12 yaşına girmesne 2 ay kala benim minik yegenim büyümüşde "çıktığı" varmış, çok özelsin ve hep çok zekisin ama çok safsın minikeşekmaymunum yesin teysen seni.
* İzlanda'da yaşanan adının telaffuz ederken bile zorlandığmız "Eyjafjallajökull"yanardağın faaliyete geçmesi birçok avrupa ülkesi gibi bizide etkiledi. THY dün 570 sefer iptal etti. Devamlı bir kül bulutunun yagmurla birlikte ayrışıp asit şeklinde yagacagı konuşuluyor. Bugünden için hastaların dışarı çıkmaması istendi Tv'larda birçok uzman tarafından. Bende şemsiyem ve şapkamı takarak geldim şirkete. Otobüsler ek sefer yapmışlar Türkiye'den Avrupaya yüksek rakamlara 200€ 'ya yolcuları taşıyorlar. 40 yolcu taşıyan Devlet Demiryolları kapasitesini artırıp günde 620 yolcu taşımaya başlamış ek vagonlar konarak.

* Yurtdısına cıkalım diye heyecan yaparız domuz gribi hortlar, 2 gün boş bulduk biryere kaçalım deriz kül bulutları etrafı sarar bakalım bu 23 nisan tatili nasıl geçicek mahsur kalmasak bari oralarda:D

* Kimisi bayılır Orkide'ye falan ben  sadece sokak satıcılarında gördüğüm  bir çiçek var ona bayılıyorum beni çok mutlu ediyor Papatya'lardan sonra, çiçeğin adı hüsn-ü yusuf muş ada bak. Diyorumki supermario'ya alıken Şovalye çiçeği diyerek iste. Her gittiğinde böyle dersen bir zaman sonra satıcılar " bazıları buna Şovalye çiçeği'de diyor diye tanıtır ve sonra o isimden tamamen kurutulup daha havalı bir Ad'a kavuşurlar, böyle iste diyorum.  Çok bilim kurgu da izlemiyorsun sen niye böylesin diyor:D

19 Nisan 2010 Pazartesi

İki Kurt Adam, Bir Kurt Kız

Cuma günü supermario'nun anne ve babasıyla cadde'ye gittik. Yemeklerimizi söyledik sohbet muhabbet , onlarında aklına girip 23 nisan için bir tur ayarlamıştım heyecanlılardı görecekleri yerler için.
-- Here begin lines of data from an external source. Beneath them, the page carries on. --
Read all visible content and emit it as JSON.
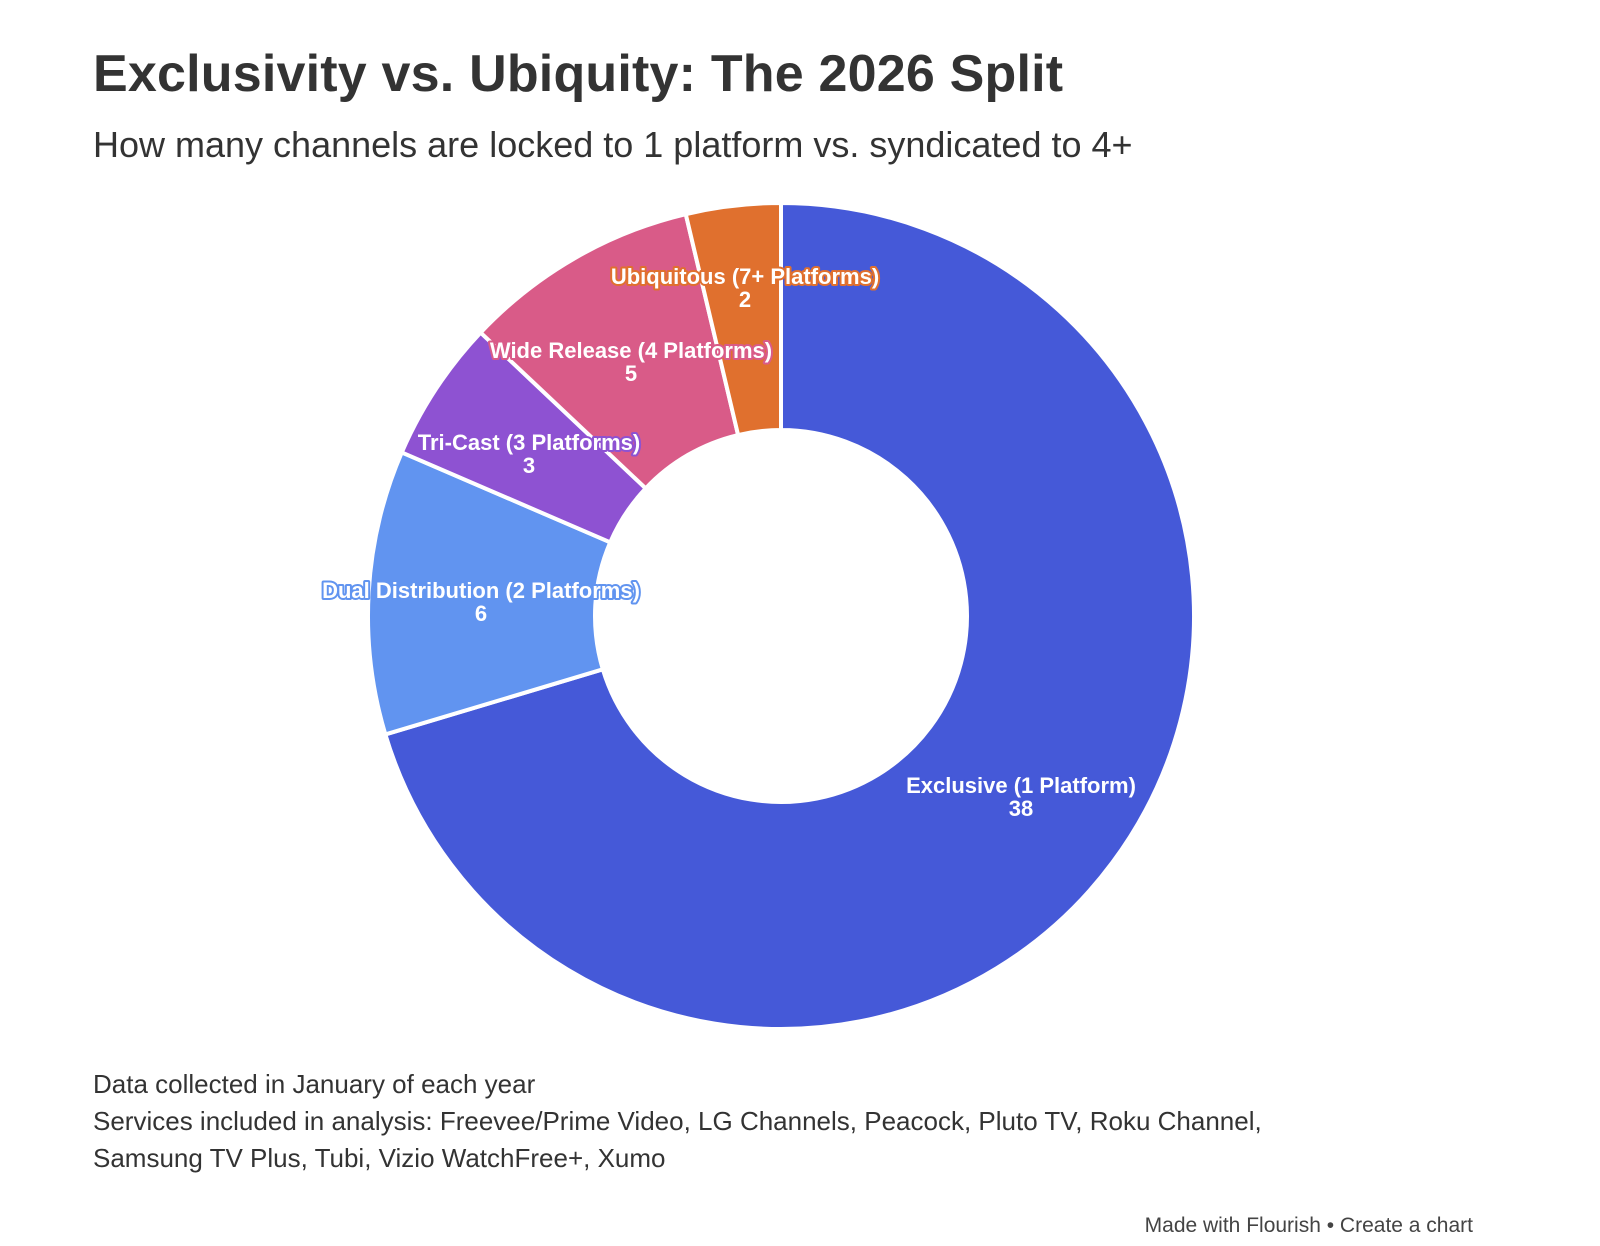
{
  "header": {
    "title": "Exclusivity vs. Ubiquity: The 2026 Split",
    "subtitle": "How many channels are locked to 1 platform vs. syndicated to 4+"
  },
  "chart_data": {
    "type": "pie",
    "variant": "donut",
    "start": "top",
    "direction": "clockwise",
    "legend": "none",
    "labels_on_slices": true,
    "categories": [
      "Exclusive (1 Platform)",
      "Dual Distribution (2 Platforms)",
      "Tri-Cast (3 Platforms)",
      "Wide Release (4 Platforms)",
      "Ubiquitous (7+ Platforms)"
    ],
    "values": [
      38,
      6,
      3,
      5,
      2
    ],
    "colors": [
      "#4559d8",
      "#6194f0",
      "#8e52d2",
      "#d95b88",
      "#e0702e"
    ]
  },
  "notes": {
    "line1": "Data collected in January of each year",
    "line2": "Services included in analysis: Freevee/Prime Video, LG Channels, Peacock, Pluto TV, Roku Channel,",
    "line3": "Samsung TV Plus, Tubi, Vizio WatchFree+, Xumo"
  },
  "footer": {
    "made_with": "Made with Flourish",
    "separator": " • ",
    "create": "Create a chart"
  }
}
Bizimda farklı bir tur'a gideceğimizi öğrenince ama siz hiç bişi söylemiyorsunuz dediler:) Supermario'nun dengesiz işyerinden kaynaklı söylemediğimizi söyledik:PSonra ben cüzdanımı kaybettiğimi sandım heryeri aradık yok eve gelip iptal ettirecektik ki cantamdan cıktı. Nasıl bir soğukkanlılık bendeki hiç panik olmuyorum böyle anlarda.
Pazar sabahtan 12 gibi ilhn geldi. Kahvaltımızı hazırlarken ben dedimki farkındamısın sevgilim, ilhn İngiltereden geldiğinden beri  3hafta sonudur bizde haftaya evde yokuz kendine kapı aramalı, güldük bayağı, haftaya napıcam ben sizsiz diyor:D Eli kolu dolu gelmiş iş bulmadın henüz niye masraf yaptın dedik iddiayı tutturmuş suyunu cıkardık:P

Kahvaltıyı yaptıktan sonra bulaşıkları toplama merasimi yıldaşa çıktı daha dogrusu ben yoruldum diye o yemin vererek toplamaya gönüllü oldu:) Supermario ile ikisi ortalıgı toplarken ben ayaklarımı uzatıp tv izledim:D
Piknik  çantamıza redbul, vodka, cips, kuruyemiş ve bilumum ıvır zıvırı koyup cadde sahile gittik.
Güneş tam tepede herkes sere serpe yayılmış içkisini içenler bisiklete binenler uçurtma uçuranlar bayılıyorum.
Bizde top oynadık sektirmece, zıplatmaca, yakartop

ayrıca iki kişi birşeyi diretirse 3. kişi dogru bildiği şeyden şüphelenmeye başlar düşüncemizi supermario üzerinde denedik. Kıyamam aşkıma yakartopda, topu tutunca can alma diye birşeyin olmadığı yönündeki engin felsefik konuşmalarımıza karşın yoruldu kabul etmesede iddialaşmayı kesti bizimle:D
Maça bir saat kala eve döndük, ben hızlıca aperatif birşeyler hazırladım, supermario nargile yaktı atmosfere tam hazırdık, Yıldaş beşiktaşın yeneceğini düşünüyordu takımına güveni sonsuzdu ben ve kocişde FB alır dedik. Nitekim öyle oldu Maç sonu Yıldaş'daki hezimet fenaydı. Maç biter bitmez Pes ortaya cıktı  ben onları izlerken mutlu olmaya calısıyordum:D Sonra dedim bende oynıyım önce araba yarışı sonra dövüş oynadım tuşlara basmaktan parmağım agrıyınca bıraktım.
Uyumuşum yataga geçtim. Gece 2,30'a kadar devam etmişler bir ara ben kalkıp içeri girdim hala oynuyorlardı, elektrik kesilince bırakmışlar. Sabah servisle geldi yıldaş benle uzun zamandır 07:00'de kalkmayan bünyesi fenalardaydı :D

Çok tatlı bir haftasonuydu havalar güzelleşince en basit şeyi yapmak bile ayrı zevk oluyor.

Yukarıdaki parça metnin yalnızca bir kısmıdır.